Dananın kuyruğunun koptuğu olay ise, Mossad’ın, Türk vatandaşları arasından İran’a karşı casusluk yapmak üzere eleman devşirme faaliyetlerinin tespit edilmesi üzerine kopuyor.
Örneğin İstanbul, Iğdır, Van, Konya ya da Osmaniye’de İran’la ilişkili Türk vatandaşlarını İsrail casusu olarak yetiştirme faaliyetlerinin farkına varılarak engellenmesi…
Yani her devletin yaptığı İstihbarata Karşı Koyma faaliyeti. Başka bir deyişle kontrespiyonaj çalışması.
Bugün İran’a karşı yetiştirilecek olan casusların yarın Türkiye’ye karşı kullanılması tehlikesinin önüne geçilmesi. Yani elini kolunu sallayarak Türkiye’de faaliyet yapan İsrail’in nasırına basılması.
Sanıyorum sadece bu sebep dahi Hakan Fidan’ın hedef seçilmesine yeter.
MÜSLÜMAN ÜLKELER HEDEFTE
MİT Müsteşarı Hakan Fidan’a yönelik en etkili operasyon üssünün ise, kısa adı FDD olan, ‘Foundation for Defence of Democracies’ yani ‘Demokrasiyi Koruma Vakfı’ isimli kuruluş olduğu anlaşılıyor.

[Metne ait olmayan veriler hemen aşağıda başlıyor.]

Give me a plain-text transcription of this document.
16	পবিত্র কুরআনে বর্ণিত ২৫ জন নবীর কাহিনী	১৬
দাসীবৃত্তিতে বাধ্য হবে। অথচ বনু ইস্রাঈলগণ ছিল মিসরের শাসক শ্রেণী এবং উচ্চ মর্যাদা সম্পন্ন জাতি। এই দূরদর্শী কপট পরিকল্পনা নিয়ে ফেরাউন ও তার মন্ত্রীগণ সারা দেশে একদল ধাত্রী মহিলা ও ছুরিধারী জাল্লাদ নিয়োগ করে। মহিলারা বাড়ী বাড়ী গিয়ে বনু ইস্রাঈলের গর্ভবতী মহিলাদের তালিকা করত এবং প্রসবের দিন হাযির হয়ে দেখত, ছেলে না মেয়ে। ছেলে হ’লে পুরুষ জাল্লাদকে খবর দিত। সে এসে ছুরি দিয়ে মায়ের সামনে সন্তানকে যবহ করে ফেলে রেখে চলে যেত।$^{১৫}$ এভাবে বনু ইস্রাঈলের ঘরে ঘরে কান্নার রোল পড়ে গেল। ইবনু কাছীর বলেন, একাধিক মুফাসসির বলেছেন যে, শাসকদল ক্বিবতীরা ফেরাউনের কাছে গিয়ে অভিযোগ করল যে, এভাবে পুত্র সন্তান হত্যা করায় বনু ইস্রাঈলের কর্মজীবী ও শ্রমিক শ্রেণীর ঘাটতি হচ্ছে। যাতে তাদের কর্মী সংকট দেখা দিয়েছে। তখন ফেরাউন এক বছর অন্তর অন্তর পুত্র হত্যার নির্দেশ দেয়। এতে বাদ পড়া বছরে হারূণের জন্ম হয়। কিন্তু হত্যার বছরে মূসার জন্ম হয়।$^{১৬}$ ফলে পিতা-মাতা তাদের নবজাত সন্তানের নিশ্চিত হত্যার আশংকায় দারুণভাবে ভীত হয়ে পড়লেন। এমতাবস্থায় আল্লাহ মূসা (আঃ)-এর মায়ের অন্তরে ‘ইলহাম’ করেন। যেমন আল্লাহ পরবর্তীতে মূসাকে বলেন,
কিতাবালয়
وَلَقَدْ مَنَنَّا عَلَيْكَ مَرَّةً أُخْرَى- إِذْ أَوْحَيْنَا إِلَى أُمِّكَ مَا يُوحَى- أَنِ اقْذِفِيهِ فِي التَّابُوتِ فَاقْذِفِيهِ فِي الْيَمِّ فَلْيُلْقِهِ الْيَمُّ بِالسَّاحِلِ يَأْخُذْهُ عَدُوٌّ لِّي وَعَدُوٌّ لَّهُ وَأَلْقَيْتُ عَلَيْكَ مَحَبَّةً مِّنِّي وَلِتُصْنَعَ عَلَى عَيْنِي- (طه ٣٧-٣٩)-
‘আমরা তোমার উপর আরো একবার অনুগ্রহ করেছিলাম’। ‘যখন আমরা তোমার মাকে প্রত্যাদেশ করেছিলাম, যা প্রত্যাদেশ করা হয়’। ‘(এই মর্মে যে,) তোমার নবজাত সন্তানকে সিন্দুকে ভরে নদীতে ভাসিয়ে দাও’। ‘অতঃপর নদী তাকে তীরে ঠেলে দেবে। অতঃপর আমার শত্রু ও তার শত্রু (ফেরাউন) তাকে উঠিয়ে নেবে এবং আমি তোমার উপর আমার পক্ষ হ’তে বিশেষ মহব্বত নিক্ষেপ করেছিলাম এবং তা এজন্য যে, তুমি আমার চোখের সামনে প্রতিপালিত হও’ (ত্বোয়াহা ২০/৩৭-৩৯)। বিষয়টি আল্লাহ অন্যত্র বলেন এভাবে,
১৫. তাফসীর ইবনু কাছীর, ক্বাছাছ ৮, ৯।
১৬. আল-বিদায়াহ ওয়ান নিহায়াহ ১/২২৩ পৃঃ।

11 Eylül saldırılarının ardından kurulan ve ABD’nin askeri müdahalesine destek oluşturmak için alelacele kurulan kuruluşlardan biri. FDD’in mali desteğini ise Yahudi işadamlarının güçlü bağışları oluşturuyor. 2006 yılında düzenlenen ‘Teröre Karşı Küresel Savaş’ başlıklı konferans ABD Başkanı George W. Bush’tan övgü alan FDD etkinliklerinden biriydi. FDD’nin resmi internet sitesindeki, ‘TOP sorunlar’ olarak sıralanan başlıklara bakmanın faaliyet alanı hakkında fikir edinmeye yeteceği kanaatindeyim. Afganistan, El Kaide, Arap Baharı, Mısır, Terörle Küresel Savaş, İran, İsrail, Kuzey Afrika, Filistin ve Suriye… Seçimlerde Başkan Obama’ya karşı kampanya yürüten Yahudi koalisyonu içinde yer alan FDD, şu sıralarda İran’la yakınlaşma siyaseti güden Obama’ya sert eleştiriler yöneltmesiyle tanınıyor.